Chiral coupling of magnons in waveguides

TL;DR

This paper presents a theoretical study of chiral magnon-photon interactions in waveguides, demonstrating how the position of ferromagnets can induce directional coupling and energy transfer, with potential for asymmetric magnon distributions.

Contribution

It introduces a method to tune magnon-photon coupling to be chiral via magnet placement, enabling controlled asymmetric energy transfer in ferromagnetic chains.

Findings

Chiral magnon-photon coupling can be achieved by positioning magnets in the waveguide.

Long chains of magnets can concentrate magnons at one edge due to chirality.

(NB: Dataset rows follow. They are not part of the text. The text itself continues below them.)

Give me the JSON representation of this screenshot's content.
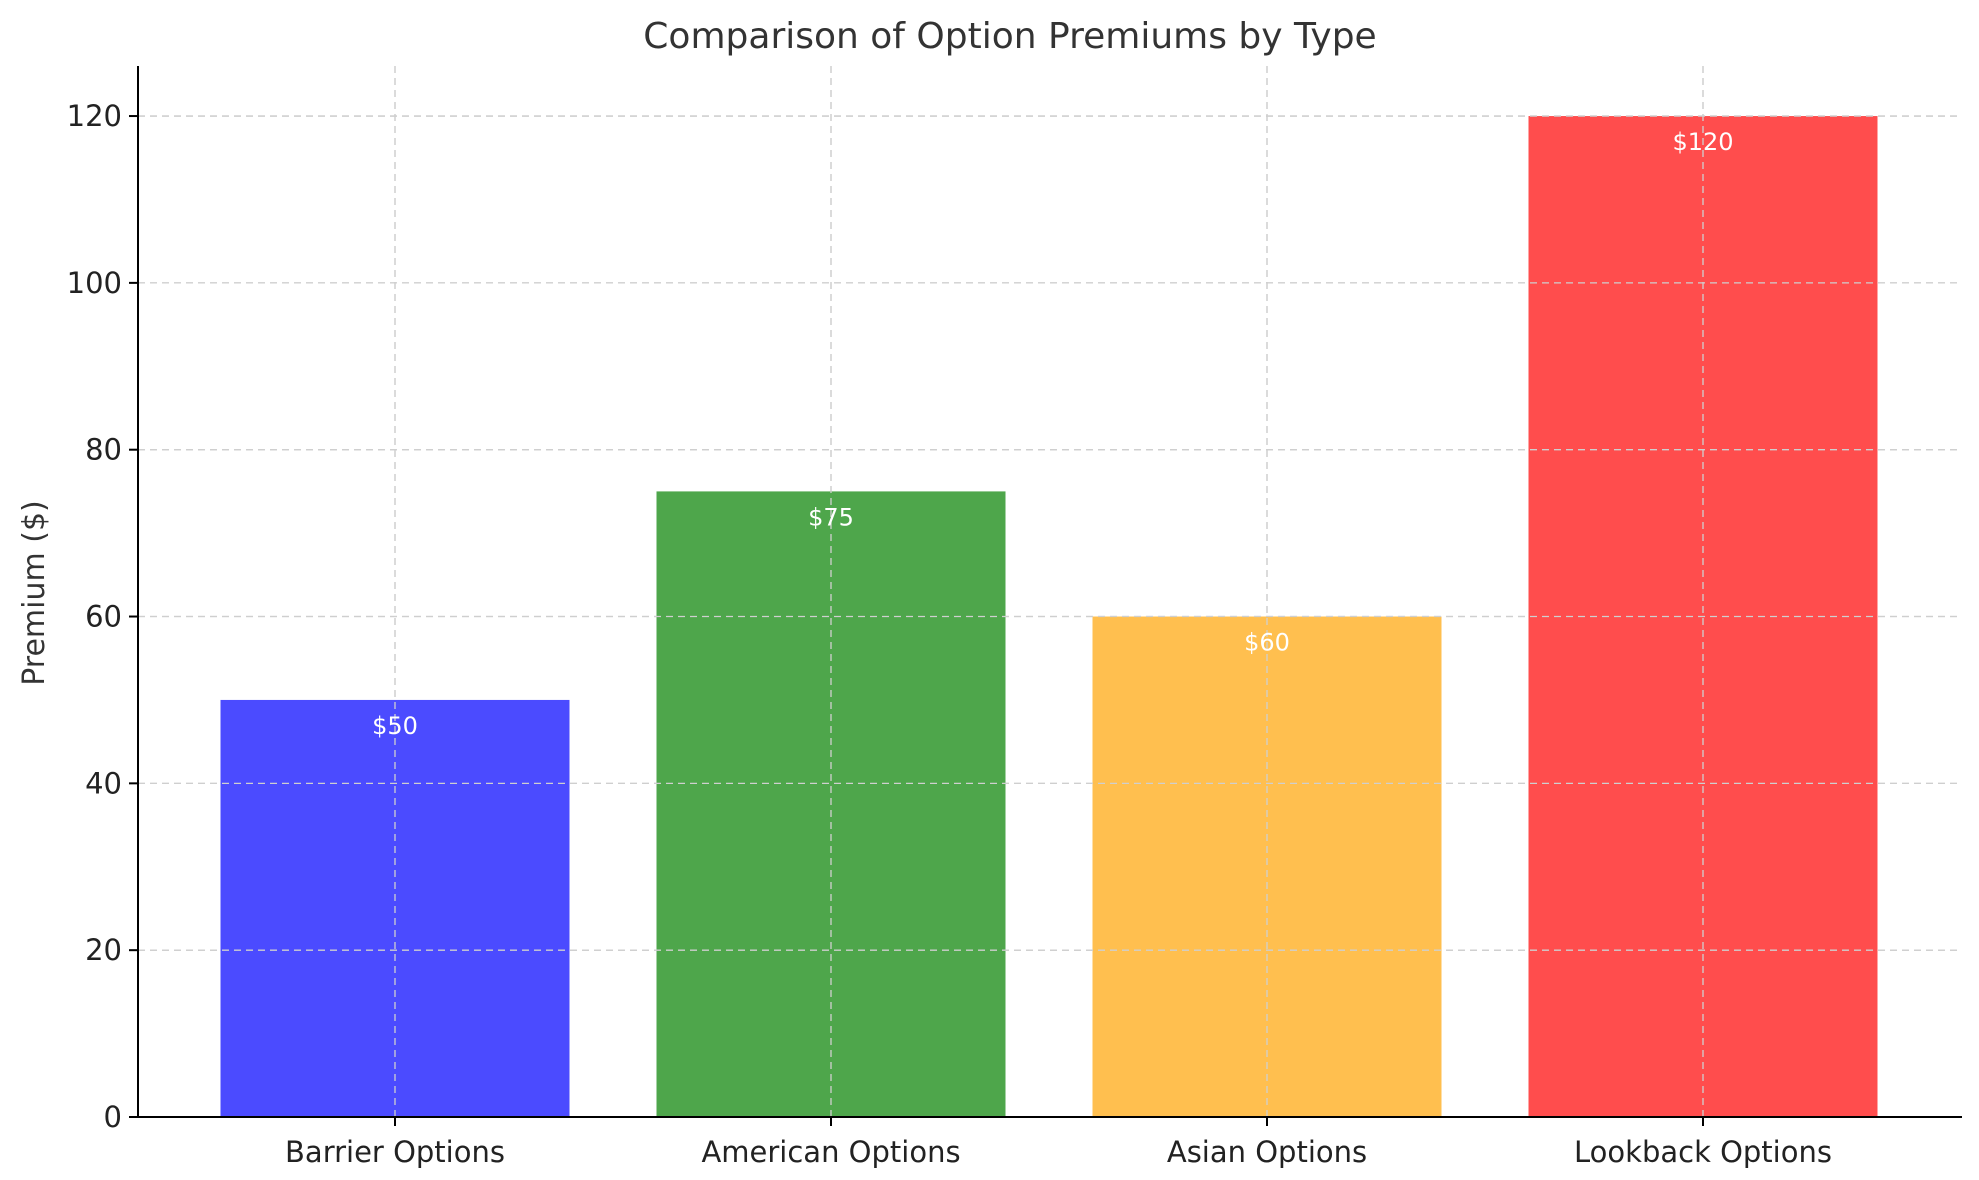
{
  "chart_data": {
    "type": "bar",
    "title": "Comparison of Option Premiums by Type",
    "xlabel": "",
    "ylabel": "Premium ($)",
    "categories": [
      "Barrier Options",
      "American Options",
      "Asian Options",
      "Lookback Options"
    ],
    "values": [
      50,
      75,
      60,
      120
    ],
    "data_labels": [
      "$50",
      "$75",
      "$60",
      "$120"
    ],
    "colors": [
      "#4b4bff",
      "#4ea64b",
      "#ffbf4f",
      "#ff4d4d"
    ],
    "ylim": [
      0,
      126
    ],
    "yticks": [
      0,
      20,
      40,
      60,
      80,
      100,
      120
    ],
    "grid": true,
    "legend": "none"
  }
}
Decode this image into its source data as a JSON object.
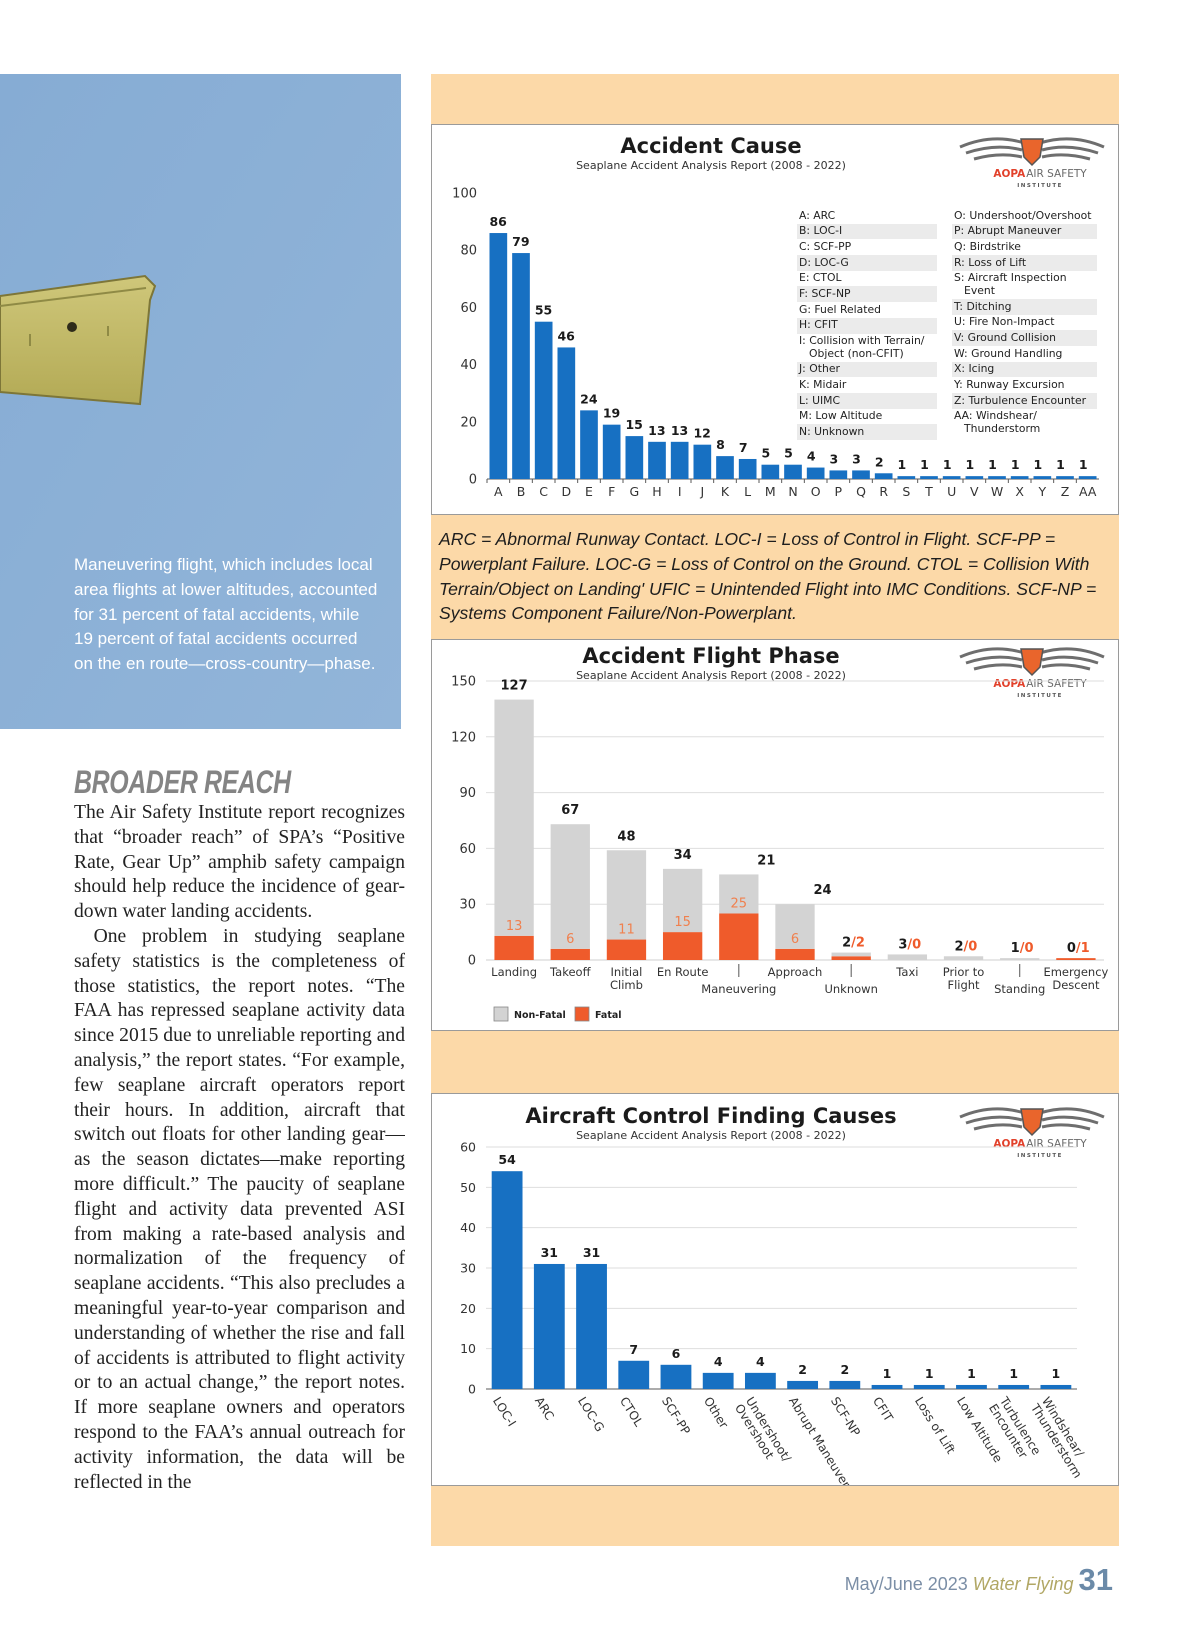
{
  "photo": {
    "caption": "Maneuvering flight, which includes local area flights at lower altitudes, accounted for 31 percent of fatal accidents, while 19 percent of fatal accidents occurred on the en route—cross-country—phase."
  },
  "article": {
    "heading": "BROADER REACH",
    "paragraphs": [
      "The Air Safety Institute report recognizes that “broader reach” of SPA’s “Positive Rate, Gear Up” amphib safety campaign should help reduce the incidence of gear-down water landing accidents.",
      "One problem in studying seaplane safety statistics is the completeness of those statistics, the report notes. “The FAA has repressed seaplane activity data since 2015 due to unreliable reporting and analysis,” the report states. “For example, few seaplane aircraft operators report their hours. In addition, aircraft that switch out floats for other landing gear—as the season dictates—make reporting more difficult.” The paucity of seaplane flight and activity data prevented ASI from making a rate-based analysis and normalization of the frequency of seaplane accidents. “This also precludes a meaningful year-to-year comparison and understanding of whether the rise and fall of accidents is attributed to flight activity or to an actual change,” the report notes. If more seaplane owners and operators respond to the FAA’s annual outreach for activity information, the data will be reflected in the"
    ]
  },
  "logo": {
    "brand": "AOPA",
    "name": "AIR SAFETY",
    "sub": "INSTITUTE"
  },
  "chart_data": [
    {
      "type": "bar",
      "title": "Accident Cause",
      "subtitle": "Seaplane Accident Analysis Report (2008 - 2022)",
      "categories": [
        "A",
        "B",
        "C",
        "D",
        "E",
        "F",
        "G",
        "H",
        "I",
        "J",
        "K",
        "L",
        "M",
        "N",
        "O",
        "P",
        "Q",
        "R",
        "S",
        "T",
        "U",
        "V",
        "W",
        "X",
        "Y",
        "Z",
        "AA"
      ],
      "values": [
        86,
        79,
        55,
        46,
        24,
        19,
        15,
        13,
        13,
        12,
        8,
        7,
        5,
        5,
        4,
        3,
        3,
        2,
        1,
        1,
        1,
        1,
        1,
        1,
        1,
        1,
        1
      ],
      "color": "#1770c2",
      "ylim": [
        0,
        100
      ],
      "yticks": [
        0,
        20,
        40,
        60,
        80,
        100
      ],
      "grid": false,
      "key": [
        [
          "A: ARC",
          "B: LOC-I",
          "C: SCF-PP",
          "D: LOC-G",
          "E: CTOL",
          "F: SCF-NP",
          "G: Fuel Related",
          "H: CFIT",
          "I: Collision with Terrain/\nObject (non-CFIT)",
          "J: Other",
          "K: Midair",
          "L: UIMC",
          "M: Low Altitude",
          "N: Unknown"
        ],
        [
          "O: Undershoot/Overshoot",
          "P: Abrupt Maneuver",
          "Q: Birdstrike",
          "R: Loss of Lift",
          "S: Aircraft Inspection\nEvent",
          "T: Ditching",
          "U: Fire Non-Impact",
          "V: Ground Collision",
          "W: Ground Handling",
          "X: Icing",
          "Y: Runway Excursion",
          "Z: Turbulence Encounter",
          "AA: Windshear/\nThunderstorm"
        ]
      ]
    },
    {
      "type": "stacked_bar",
      "title": "Accident Flight Phase",
      "subtitle": "Seaplane Accident Analysis Report (2008 - 2022)",
      "categories": [
        "Landing",
        "Takeoff",
        "Initial\nClimb",
        "En Route",
        "Maneuvering",
        "Approach",
        "Unknown",
        "Taxi",
        "Prior to\nFlight",
        "Standing",
        "Emergency\nDescent"
      ],
      "series": [
        {
          "name": "Non-Fatal",
          "color": "#d3d3d3",
          "values": [
            127,
            67,
            48,
            34,
            21,
            24,
            2,
            3,
            2,
            1,
            0
          ]
        },
        {
          "name": "Fatal",
          "color": "#ef5b2b",
          "values": [
            13,
            6,
            11,
            15,
            25,
            6,
            2,
            0,
            0,
            0,
            1
          ],
          "value_labels": [
            "13",
            "6",
            "11",
            "15",
            "25",
            "6",
            "/2",
            "/0",
            "/0",
            "/0",
            "/1"
          ]
        }
      ],
      "ylim": [
        0,
        150
      ],
      "yticks": [
        0,
        30,
        60,
        90,
        120,
        150
      ],
      "grid": true,
      "legend": "bottom-left"
    },
    {
      "type": "bar",
      "title": "Aircraft Control Finding Causes",
      "subtitle": "Seaplane Accident Analysis Report (2008 - 2022)",
      "categories": [
        "LOC-I",
        "ARC",
        "LOC-G",
        "CTOL",
        "SCF-PP",
        "Other",
        "Undershoot/\nOvershoot",
        "Abrupt Maneuver",
        "SCF-NP",
        "CFIT",
        "Loss of Lift",
        "Low Altitude",
        "Turbulence\nEncounter",
        "Windshear/\nThunderstorm"
      ],
      "values": [
        54,
        31,
        31,
        7,
        6,
        4,
        4,
        2,
        2,
        1,
        1,
        1,
        1,
        1
      ],
      "color": "#1770c2",
      "ylim": [
        0,
        60
      ],
      "yticks": [
        0,
        10,
        20,
        30,
        40,
        50,
        60
      ],
      "grid": true
    }
  ],
  "chart_note": "ARC = Abnormal Runway Contact. LOC-I = Loss of Control in Flight. SCF-PP = Powerplant Failure. LOC-G = Loss of Control on the Ground. CTOL = Collision With Terrain/Object on Landing' UFIC = Unintended Flight into IMC Conditions. SCF-NP = Systems Component Failure/Non-Powerplant.",
  "footer": {
    "issue": "May/June 2023",
    "magazine": "Water Flying",
    "page": 31
  }
}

Standing waves with low radiation efficiency are inert to the chirality.

Abstract

We theoretically investigate the collective excitation of multiple (sub)millimeter-sized ferromagnets mediated by waveguide photons. By the position of the magnets in the waveguide, the magnon-photon coupling can be tuned to be chiral, i.e., magnons only couple with photons propagating in one direction, leading to asymmetric transfer of angular momentum and energy between the magnets. A large imbalance in the magnon number distribution over the magnets can be achieved with a long chain of magnets, which concentrate at one edge. The chain also supports standing waves with low radiation efficiency that is inert to the chirality.